The design of Renal 1, with differential pressure ventilation, allowed good quality reverse barrier nursing, to protect patients from hospital borne infection. This was then thought essential for transplantation, as there was a very high death rate from sepsis of immunosuppressed patients. Death from sepsis was indeed very rare in our transplant programme. The Unit had an integral operating theatre. Haemodialysis could be provided in each patient’s room, including the transplant

After Calne and Murray’s successful use of azathioprine in human kidney transplantation, it would seem to me that transplantation would prove to be the definitive treatment for kidney failure. Good-quality dialysis therapy would be needed to make the patients fit and maintaining them until a kidney could be provided, hopefully one from a cadaver. If the graft fails the patient should be able to return to dialysis therapy to await the second or even a third graft. The Belfast transplant programme began in 1968, after the opening of Renal1, which provided a suitable environment. Joseph McElroy was appointed as nephrologist: Stuart Clark and Joseph Kennedy, were to eacha give two sessions from their consultant appointments to allow continuous cover for the harvesting and transplantation of cadaver kidneys. John Alexander and Cecil Hewitt were to provide anaesthesia. Joseph Kennedy and John Alexander continued to contribute to the transplant programme until retirement in 1996: the others left for other appointments. Our consultant surgeons and trainees have come and contributed, while the service has continued to develop. This is include Gordon Loughridge, and Richard Donaldson over earlier years. Sam Nelson set up the tissue typing service in 1968, later developed by Derek Middleton to hold an international reputation. The program was carefully planned with the main source of grafts being cadaver kidneys. The role of each member of staff was thought out and agreed, each step of the procedure for retrieval of cadaver kidneys and their insertion into the recipient, the immunosuppression and post operative care written down to form the Belfast Recipe for Transplantation. During the first year, all the grafts were from cadavers: later, occasionally living related donors were used. A significant difference from other centres was the sparing use of corticosteroids. We used much lower doses of steroids, for induction, antirejection treatment if needed, and long term maintenance therapy.

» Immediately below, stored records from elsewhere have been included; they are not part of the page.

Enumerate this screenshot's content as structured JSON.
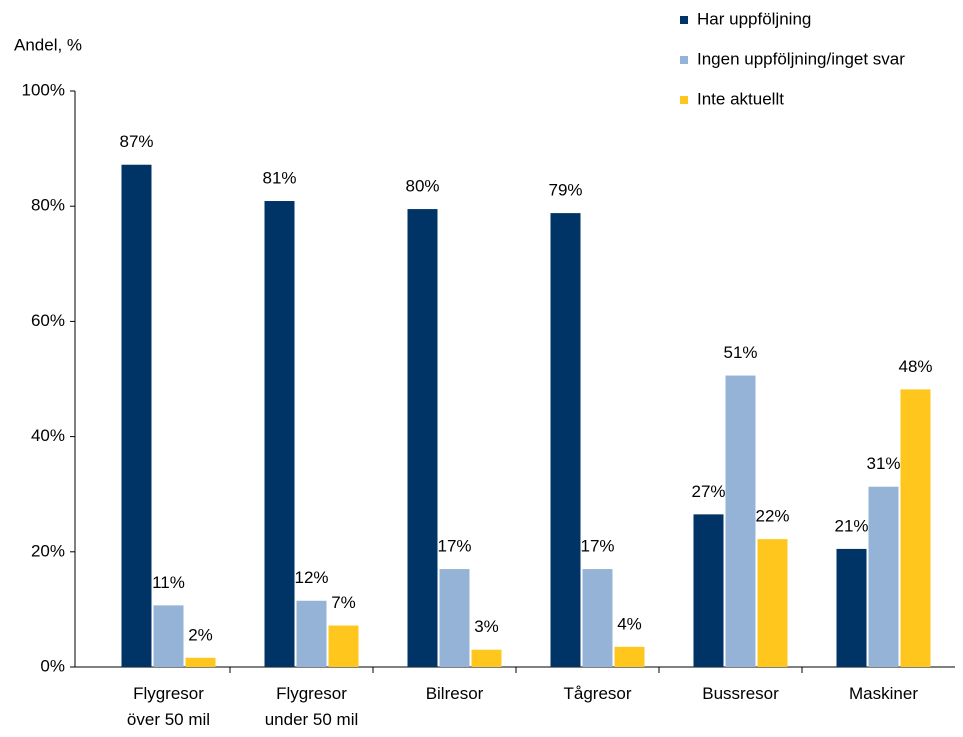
{
  "chart_data": {
    "type": "bar",
    "y_label": "Andel, %",
    "categories": [
      "Flygresor\növer 50 mil",
      "Flygresor\nunder 50 mil",
      "Bilresor",
      "Tågresor",
      "Bussresor",
      "Maskiner"
    ],
    "series": [
      {
        "name": "Har uppföljning",
        "color": "#003366",
        "values": [
          87.2,
          80.9,
          79.5,
          78.8,
          26.5,
          20.5
        ],
        "value_labels": [
          "87%",
          "81%",
          "80%",
          "79%",
          "27%",
          "21%"
        ]
      },
      {
        "name": "Ingen uppföljning/inget svar",
        "color": "#95B3D7",
        "values": [
          10.7,
          11.5,
          17,
          17,
          50.6,
          31.3
        ],
        "value_labels": [
          "11%",
          "12%",
          "17%",
          "17%",
          "51%",
          "31%"
        ]
      },
      {
        "name": "Inte aktuellt",
        "color": "#FFC61E",
        "values": [
          1.6,
          7.2,
          3,
          3.5,
          22.2,
          48.2
        ],
        "value_labels": [
          "2%",
          "7%",
          "3%",
          "4%",
          "22%",
          "48%"
        ]
      }
    ],
    "ylim": [
      0,
      100
    ],
    "yticks": [
      {
        "value": 0,
        "label": "0%"
      },
      {
        "value": 20,
        "label": "20%"
      },
      {
        "value": 40,
        "label": "40%"
      },
      {
        "value": 60,
        "label": "60%"
      },
      {
        "value": 80,
        "label": "80%"
      },
      {
        "value": 100,
        "label": "100%"
      }
    ],
    "legend": "top-right",
    "grid": false
  }
}
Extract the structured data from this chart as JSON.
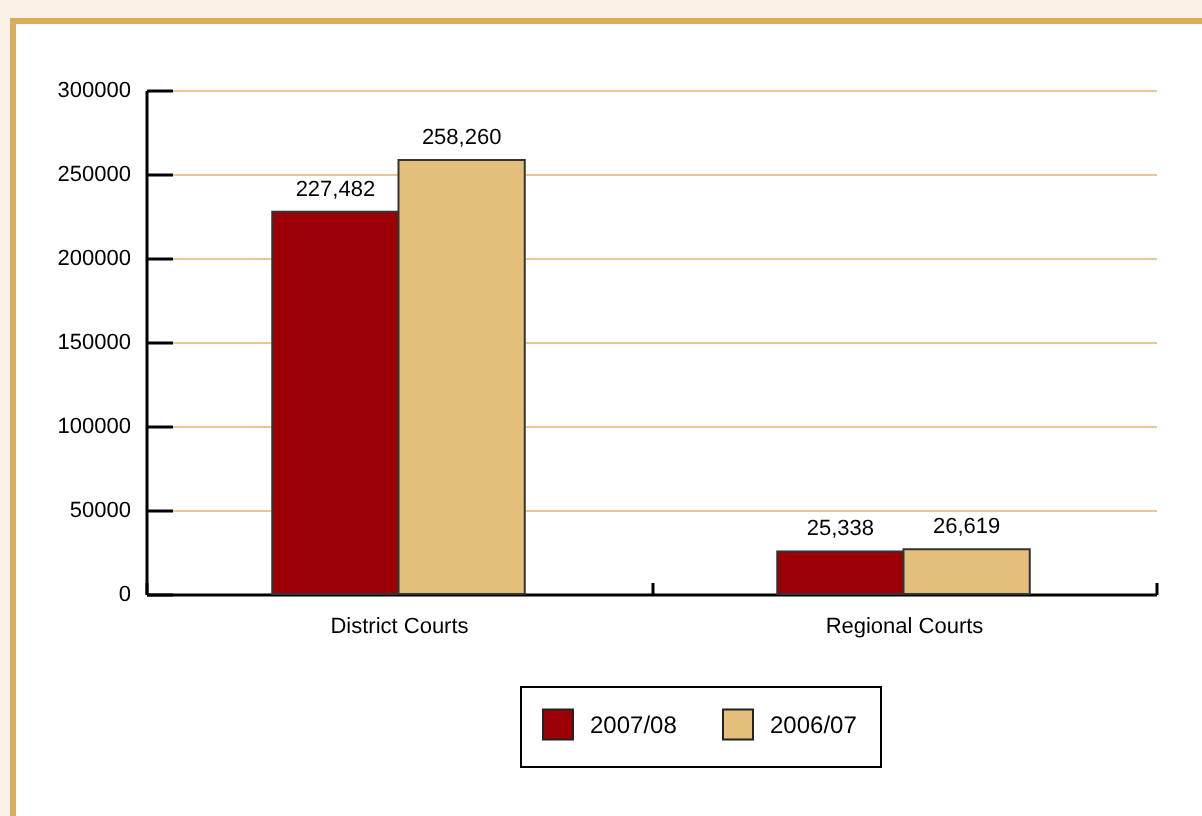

The first transplant was carried out on 22 November 1968. Initially successful, it was lost. three months later from irreversible rejection. Thereafter we achieved a one year first cadaver graft survival of 80%, which was much above the 50% or even less than recorded in many units. Our results continued to top the figures collected by UK Transplant Service until usage of cyclosporine became general .

By 31 December 1996, 924 transplants have been carried out for 800 patients. 64 came from living donors, and 860 from cadavers. The one year first cadaver graft survival continued to hover about 80%, despite many much older and otherwise disadvantaged recipients. I am particularly proud of the long term transplant results, which are in press. 54% of grafts transplanted 10 years ago continue to function.